La rivoluzione di Rodčenko
L’addio alla pittura di Aleksandr Rodčenko (1891-1956), uno dei padri del costruttivismo, avviene in maniera piuttosto eclatante e definitiva. È il 1921 e l’artista russo si esibisce con tre tele monocromatiche: Puro colore rosso, Puro colore blu e Puro colore giallo e afferma: “È tutto finito. Colori di base: ogni piano è piano e non c’è rappresentazione”. Dal 1924 si dedica a nuove forme d’arte che possano essere “strumenti di progresso sociale” come il collage, il fotomontaggio e la fotografia.
L’esperienza artistica di Rodčenko fa parte delle avanguardie della prima metà del novecento e rappresenta un momento straordinario di innovazione. Negli anni venti sperimenta prima con il fotomontaggio, che considera un mezzo di comunicazione eccellente per raggiungere anche la popolazione analfabeta. Successivamente comincia a usare una fotocamera Leica con cui documenta scene di vita quotidiana, a cui dà però un’interpretazione nuova scegliendo inquadrature oblique e punti di vista insoliti. Rodčenko non si ferma davanti alla realtà ma usa la fotografia al servizio di una rappresentazione dinamica delle sue costruzioni intellettuali.
Il suo linguaggio è diventato così influente da creare un repertorio di figure retoriche visive a cui si sono ispirate le generazioni successive. Con Rodčenko la fotografia documentaria è diventata arte.
Dal 1928 la burocrazia culturale del regime di Stalin, che scredita il pensiero liberale nell’arte, accusa l’artista di essere un formalista borghese. Non più sostenuto dal governo e dall’ideologia sovietica, Rodčenko si limita a realizzare reportage commissionati da giornali statali e dagli anni trenta torna alla pittura.
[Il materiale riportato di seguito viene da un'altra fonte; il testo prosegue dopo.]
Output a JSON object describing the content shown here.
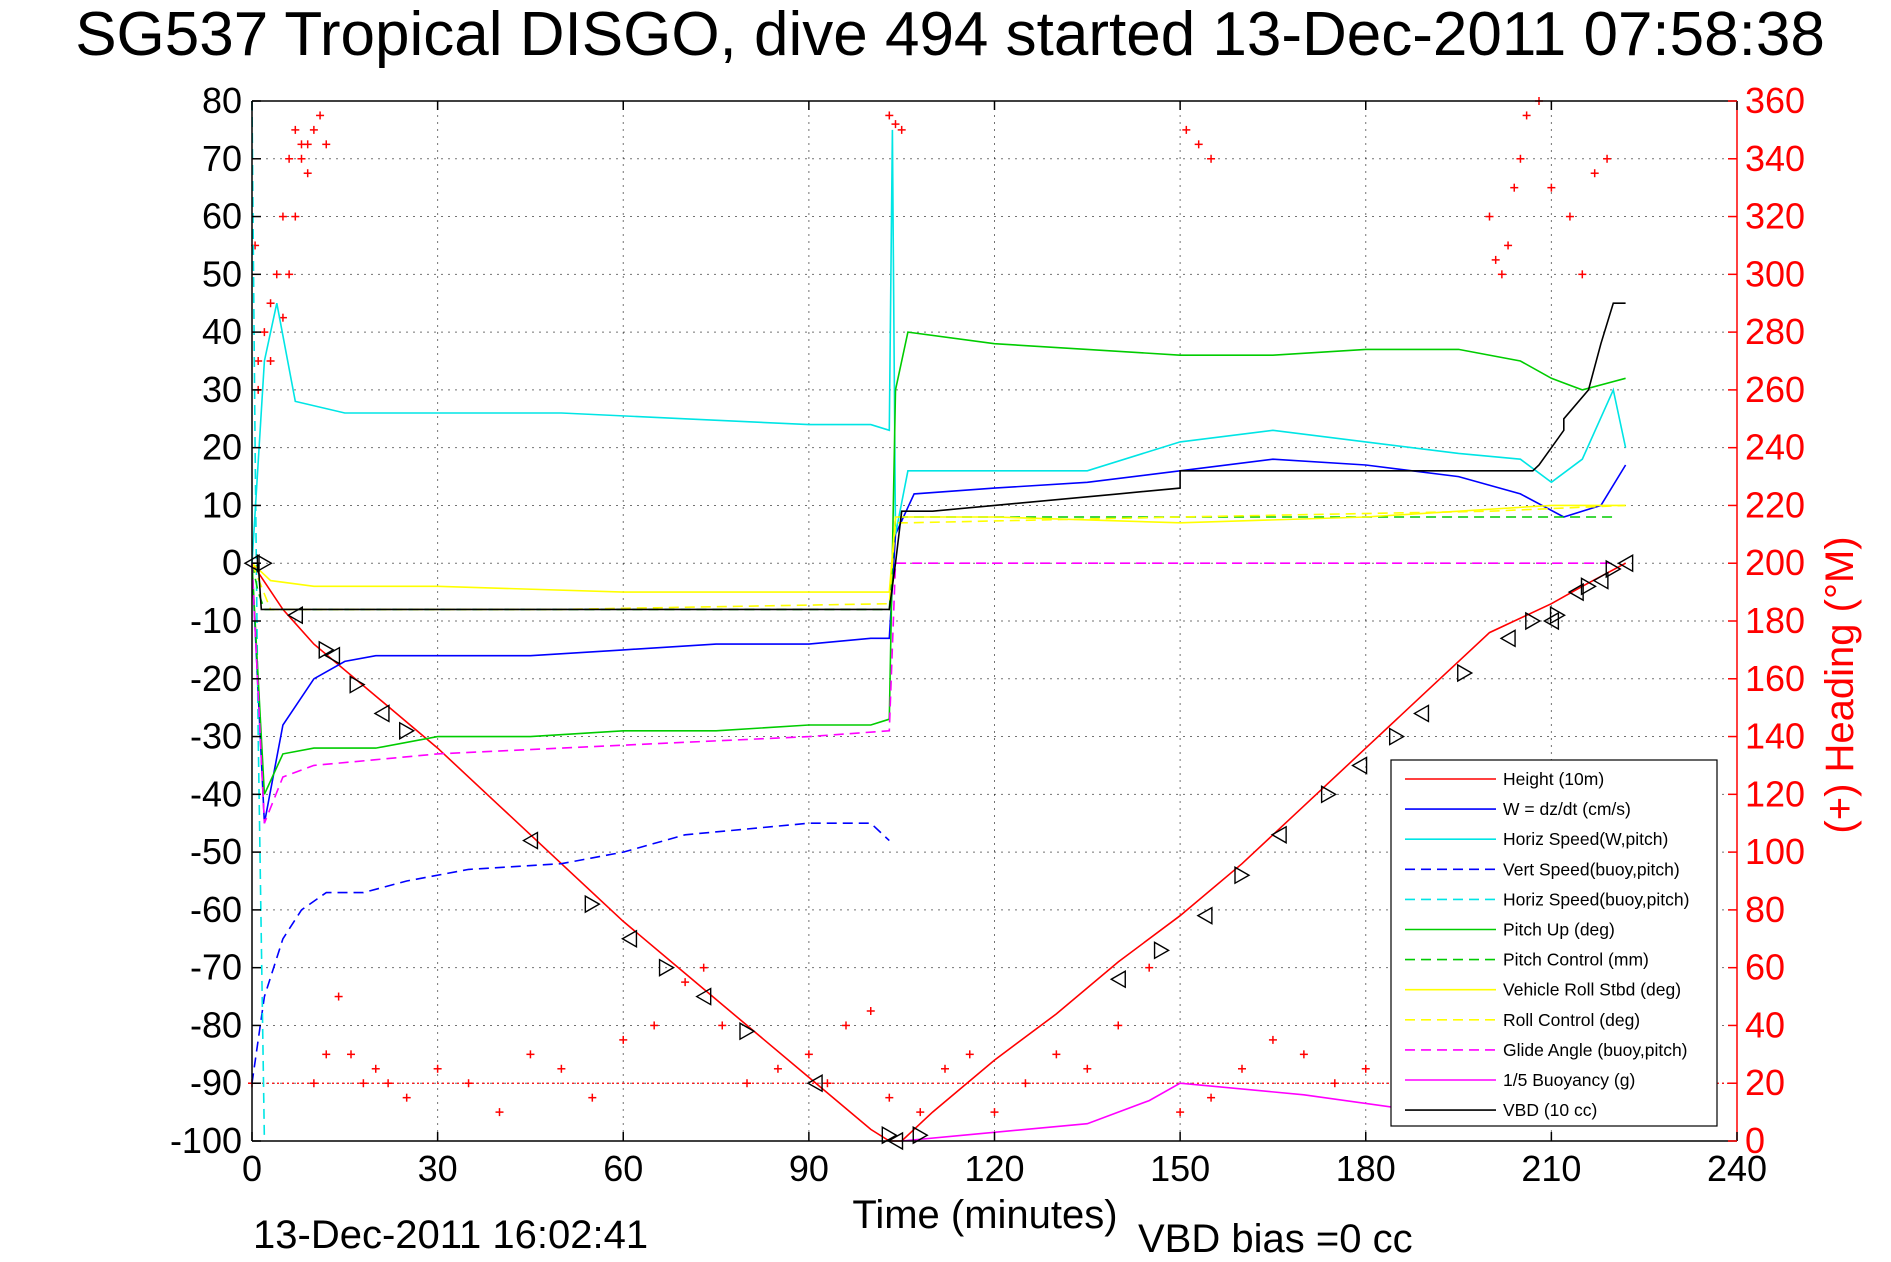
{
  "chart_data": {
    "type": "line",
    "title": "SG537 Tropical DISGO, dive 494 started 13-Dec-2011 07:58:38",
    "xlabel": "Time (minutes)",
    "ylabel": "",
    "y2label": "(+) Heading (°M)",
    "footer_left": "13-Dec-2011 16:02:41",
    "footer_right": "VBD bias =0 cc",
    "xlim": [
      0,
      240
    ],
    "ylim": [
      -100,
      80
    ],
    "y2lim": [
      0,
      360
    ],
    "xticks": [
      0,
      30,
      60,
      90,
      120,
      150,
      180,
      210,
      240
    ],
    "yticks": [
      80,
      70,
      60,
      50,
      40,
      30,
      20,
      10,
      0,
      -10,
      -20,
      -30,
      -40,
      -50,
      -60,
      -70,
      -80,
      -90,
      -100
    ],
    "y2ticks": [
      360,
      340,
      320,
      300,
      280,
      260,
      240,
      220,
      200,
      180,
      160,
      140,
      120,
      100,
      80,
      60,
      40,
      20,
      0
    ],
    "grid": true,
    "legend_position": "bottom-right",
    "series": [
      {
        "name": "Height (10m)",
        "color": "#ff0000",
        "dash": "solid",
        "x": [
          0,
          5,
          10,
          20,
          30,
          40,
          50,
          60,
          70,
          80,
          90,
          100,
          103,
          105,
          110,
          120,
          130,
          140,
          150,
          160,
          170,
          180,
          190,
          200,
          210,
          215,
          222
        ],
        "y": [
          0,
          -8,
          -14,
          -23,
          -32,
          -42,
          -52,
          -62,
          -71,
          -80,
          -89,
          -98,
          -100,
          -100,
          -95,
          -86,
          -78,
          -69,
          -61,
          -52,
          -42,
          -32,
          -22,
          -12,
          -7,
          -4,
          0
        ]
      },
      {
        "name": "W = dz/dt (cm/s)",
        "color": "#0000ff",
        "dash": "solid",
        "x": [
          0,
          2,
          5,
          10,
          15,
          20,
          30,
          45,
          60,
          75,
          90,
          100,
          103,
          104,
          107,
          120,
          135,
          150,
          165,
          180,
          195,
          205,
          212,
          218,
          222
        ],
        "y": [
          0,
          -45,
          -28,
          -20,
          -17,
          -16,
          -16,
          -16,
          -15,
          -14,
          -14,
          -13,
          -13,
          5,
          12,
          13,
          14,
          16,
          18,
          17,
          15,
          12,
          8,
          10,
          17
        ]
      },
      {
        "name": "Horiz Speed(W,pitch)",
        "color": "#00e5e5",
        "dash": "solid",
        "x": [
          0,
          2,
          4,
          7,
          15,
          30,
          50,
          70,
          90,
          100,
          103,
          103.5,
          104,
          106,
          120,
          135,
          150,
          165,
          180,
          195,
          205,
          210,
          215,
          220,
          222
        ],
        "y": [
          0,
          35,
          45,
          28,
          26,
          26,
          26,
          25,
          24,
          24,
          23,
          75,
          5,
          16,
          16,
          16,
          21,
          23,
          21,
          19,
          18,
          14,
          18,
          30,
          20
        ]
      },
      {
        "name": "Vert Speed(buoy,pitch)",
        "color": "#0000ff",
        "dash": "dashed",
        "x": [
          0,
          2,
          5,
          8,
          12,
          18,
          25,
          35,
          50,
          60,
          70,
          80,
          90,
          100,
          103
        ],
        "y": [
          -90,
          -75,
          -65,
          -60,
          -57,
          -57,
          -55,
          -53,
          -52,
          -50,
          -47,
          -46,
          -45,
          -45,
          -48
        ]
      },
      {
        "name": "Horiz Speed(buoy,pitch)",
        "color": "#00e5e5",
        "dash": "dashed",
        "x": [
          0,
          0.5,
          1,
          2
        ],
        "y": [
          80,
          20,
          -30,
          -100
        ]
      },
      {
        "name": "Pitch Up (deg)",
        "color": "#00cc00",
        "dash": "solid",
        "x": [
          0,
          2,
          5,
          10,
          20,
          30,
          45,
          60,
          75,
          90,
          100,
          103,
          104,
          106,
          120,
          135,
          150,
          165,
          180,
          195,
          205,
          210,
          215,
          222
        ],
        "y": [
          0,
          -40,
          -33,
          -32,
          -32,
          -30,
          -30,
          -29,
          -29,
          -28,
          -28,
          -27,
          30,
          40,
          38,
          37,
          36,
          36,
          37,
          37,
          35,
          32,
          30,
          32
        ]
      },
      {
        "name": "Pitch Control (mm)",
        "color": "#00cc00",
        "dash": "dashed",
        "x": [
          0,
          1,
          2,
          3,
          5,
          100,
          103,
          104,
          106,
          150,
          180,
          210,
          220
        ],
        "y": [
          0,
          -5,
          -8,
          -8,
          -8,
          -8,
          -8,
          8,
          8,
          8,
          8,
          8,
          8
        ]
      },
      {
        "name": "Vehicle Roll Stbd (deg)",
        "color": "#ffff00",
        "dash": "solid",
        "x": [
          0,
          3,
          10,
          30,
          60,
          90,
          103,
          104,
          106,
          120,
          150,
          180,
          210,
          222
        ],
        "y": [
          0,
          -3,
          -4,
          -4,
          -5,
          -5,
          -5,
          8,
          8,
          8,
          7,
          8,
          10,
          10
        ]
      },
      {
        "name": "Roll Control (deg)",
        "color": "#ffff00",
        "dash": "dashed",
        "x": [
          0,
          3,
          50,
          103,
          104,
          106,
          150,
          200,
          222
        ],
        "y": [
          0,
          -8,
          -8,
          -7,
          7,
          7,
          8,
          9,
          10
        ]
      },
      {
        "name": "Glide Angle (buoy,pitch)",
        "color": "#ff00ff",
        "dash": "dashed",
        "x": [
          0,
          2,
          5,
          10,
          20,
          30,
          50,
          70,
          90,
          103,
          104,
          106,
          150,
          220
        ],
        "y": [
          0,
          -45,
          -37,
          -35,
          -34,
          -33,
          -32,
          -31,
          -30,
          -29,
          0,
          0,
          0,
          0
        ]
      },
      {
        "name": "1/5 Buoyancy (g)",
        "color": "#ff00ff",
        "dash": "solid",
        "x": [
          105,
          115,
          125,
          135,
          145,
          150,
          170,
          190,
          200
        ],
        "y": [
          -100,
          -99,
          -98,
          -97,
          -93,
          -90,
          -92,
          -95,
          -97
        ]
      },
      {
        "name": "VBD (10 cc)",
        "color": "#000000",
        "dash": "solid",
        "x": [
          0,
          1,
          1.5,
          2,
          103,
          103,
          104,
          105,
          110,
          120,
          140,
          140,
          150,
          150,
          180,
          207,
          208,
          210,
          212,
          212,
          216,
          218,
          220,
          222
        ],
        "y": [
          0,
          0,
          -8,
          -8,
          -8,
          -8,
          0,
          9,
          9,
          10,
          12,
          12,
          13,
          16,
          16,
          16,
          17,
          20,
          23,
          25,
          30,
          38,
          45,
          45
        ]
      }
    ],
    "heading": {
      "name": "(+) Heading (°M)",
      "color": "#ff0000",
      "axis": "right",
      "x": [
        0,
        1,
        2,
        3,
        4,
        5,
        6,
        7,
        8,
        9,
        10,
        12,
        14,
        16,
        18,
        20,
        22,
        25,
        30,
        35,
        40,
        45,
        50,
        55,
        60,
        65,
        70,
        73,
        76,
        80,
        85,
        90,
        93,
        96,
        100,
        103,
        108,
        112,
        116,
        120,
        125,
        130,
        135,
        140,
        145,
        150,
        155,
        160,
        165,
        170,
        175,
        180,
        185,
        190,
        195,
        200,
        205,
        210,
        215,
        220
      ],
      "y": [
        20,
        270,
        280,
        290,
        300,
        320,
        340,
        350,
        345,
        335,
        20,
        30,
        50,
        30,
        20,
        25,
        20,
        15,
        25,
        20,
        10,
        30,
        25,
        15,
        35,
        40,
        55,
        60,
        40,
        20,
        25,
        30,
        20,
        40,
        45,
        15,
        10,
        25,
        30,
        10,
        20,
        30,
        25,
        40,
        60,
        10,
        15,
        25,
        35,
        30,
        20,
        25,
        40,
        20,
        10,
        20,
        30,
        25,
        15,
        20
      ]
    },
    "heading_upper": {
      "x": [
        0.5,
        1,
        3,
        5,
        6,
        7,
        8,
        9,
        10,
        11,
        12,
        103,
        104,
        105,
        151,
        153,
        155,
        200,
        201,
        202,
        203,
        204,
        205,
        206,
        208,
        210,
        213,
        215,
        217,
        219
      ],
      "y": [
        310,
        260,
        270,
        285,
        300,
        320,
        340,
        345,
        350,
        355,
        345,
        355,
        352,
        350,
        350,
        345,
        340,
        320,
        305,
        300,
        310,
        330,
        340,
        355,
        360,
        330,
        320,
        300,
        335,
        340
      ]
    },
    "dive_markers": {
      "x": [
        0,
        2,
        7,
        12,
        13,
        17,
        21,
        25,
        45,
        55,
        61,
        67,
        73,
        80,
        91,
        103,
        104,
        108,
        140,
        147,
        154,
        160,
        166,
        174,
        179,
        185,
        189,
        196,
        203,
        207,
        210,
        211,
        214,
        216,
        218,
        220,
        222
      ],
      "y": [
        0,
        0,
        -9,
        -15,
        -16,
        -21,
        -26,
        -29,
        -48,
        -59,
        -65,
        -70,
        -75,
        -81,
        -90,
        -99,
        -100,
        -99,
        -72,
        -67,
        -61,
        -54,
        -47,
        -40,
        -35,
        -30,
        -26,
        -19,
        -13,
        -10,
        -10,
        -9,
        -5,
        -4,
        -3,
        -1,
        0
      ]
    }
  }
}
Alla sua produzione come fotografo è dedicata la mostra Aleksandr Rodčenko. Fotografia, curata da Ol’ga Sviblova, all’interno dell’evento Avanguardia russa in cui è allestita anche la mostra Capolavori dalla collezione Costakis. Le opere sono esposte a Villa Manin, a Passariano di Codroipo (Udine), fino al 28 giugno 2015.